You probably cannot work on every idea that pops up - since everything is a function of interest, time, effort (and many times the cost to do it). Like classic ‘Getting Things Done’ (GTD) style - every idea I work on passes through the following stages
Capture - Everything goes into Trello
Clarify - Using the 80-20 rule sort ideas based on impact or unlocking constraints
Organise - Add context, research, what the broad approach will be to build / solve
Review - Once the idea is live, review feedback / traction, define next steps or axe
Engage - Ship incremental builds
Capture
I use Trello to keep track of all ideas. It’s important for you to see them so that you can correlate to the context and learnings from every idea. For me they fall under the buckets of broad random ideas, shortlist of ideas, ideas that have shipped, ideas that generate income and finally ideas that are done and dusted.
Clarify
What to work on and why - is the most important aspect of side projects. Some ideas make sense only when specific constraints are lifted. Like you know, all taxi and delivery apps made sense only when Google maps was good enough. As a designer I got irritated when my camera roll filled up with feedback screenshots. But Screeny wasn’t possible till iOS 8 launched APIs for camera roll access. Extragram was a web viewer we built for Instagram. It wasn’t possible till Instagram launched their photos, likes and comments APIs. When you are always on the lookout for such constraints - you get great adoption for your idea.

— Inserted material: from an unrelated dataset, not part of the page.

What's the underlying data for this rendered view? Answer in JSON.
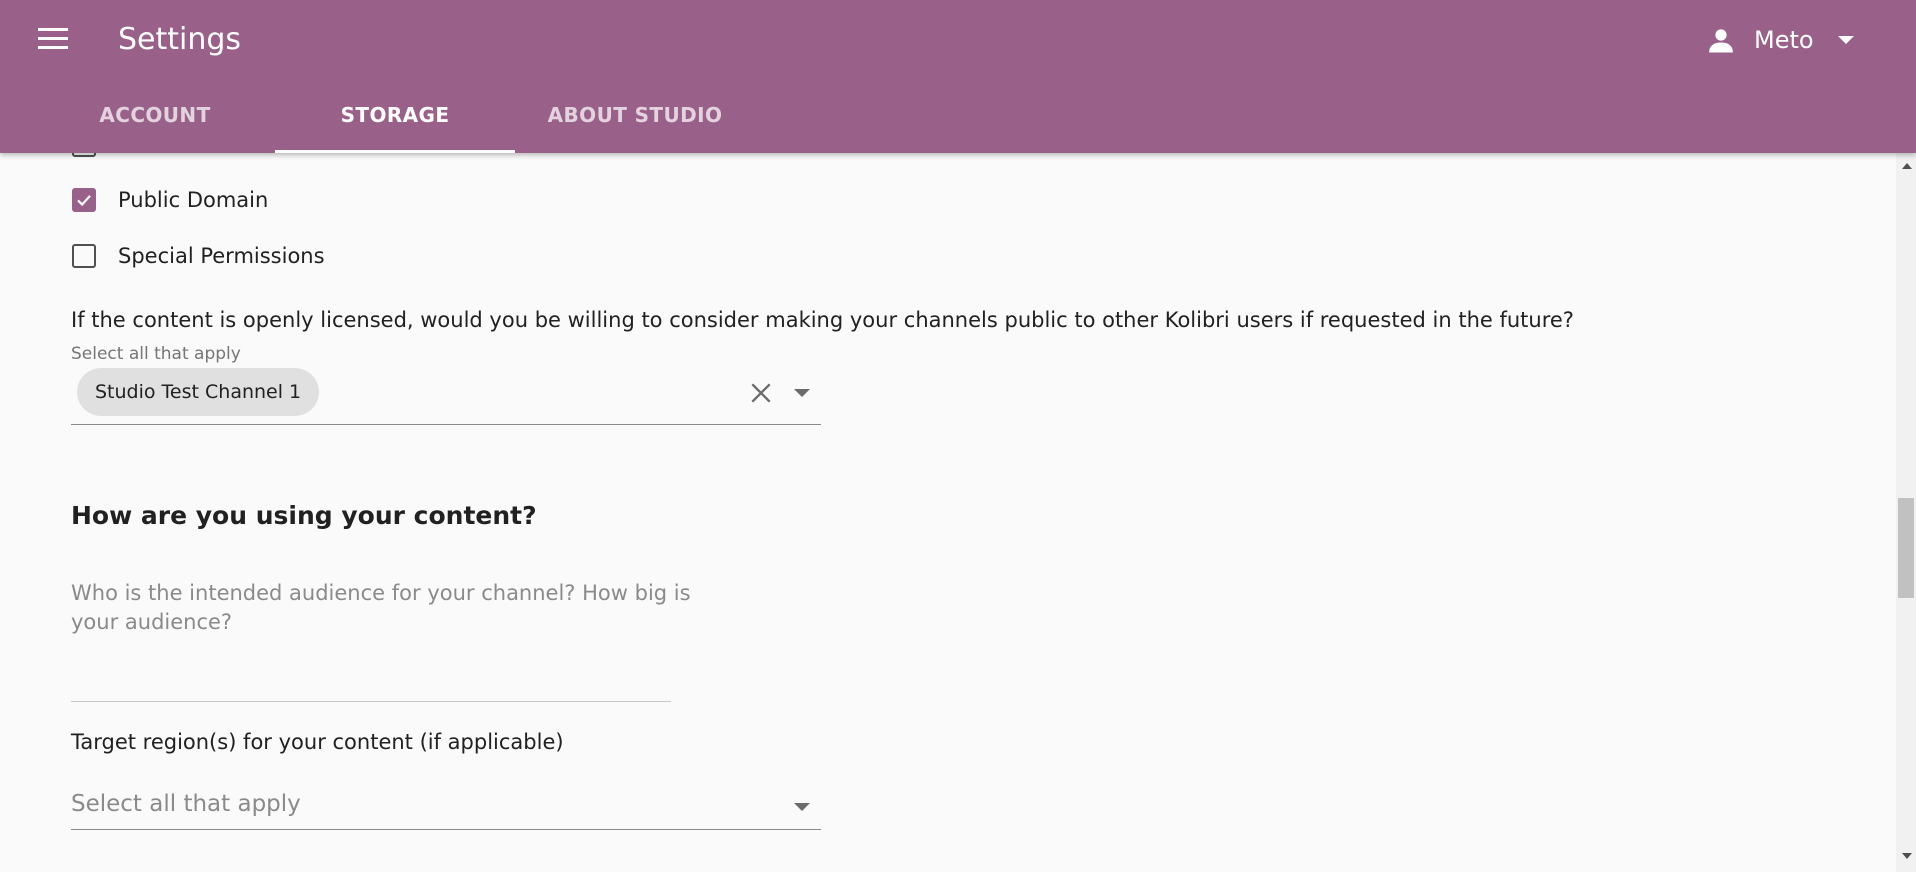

Most ideas are purely the pain-points I see in daily life with the hope that a lot of other people might have similar problems. The question “How do I filter my favourite tweets and tweetstorms in Twitter” gave rise to Storm it. The question “How can I bookmark or aggregate interesting videos that I stumbled on across different sites and watch them later when I am free” gave rise to Vookmark. And either there was no solution to these problems or the ones that existed, were just not good/classy enough. That said you should read this great post by Justin Jackson - aptly titled ‘Ideas aren’t cheap’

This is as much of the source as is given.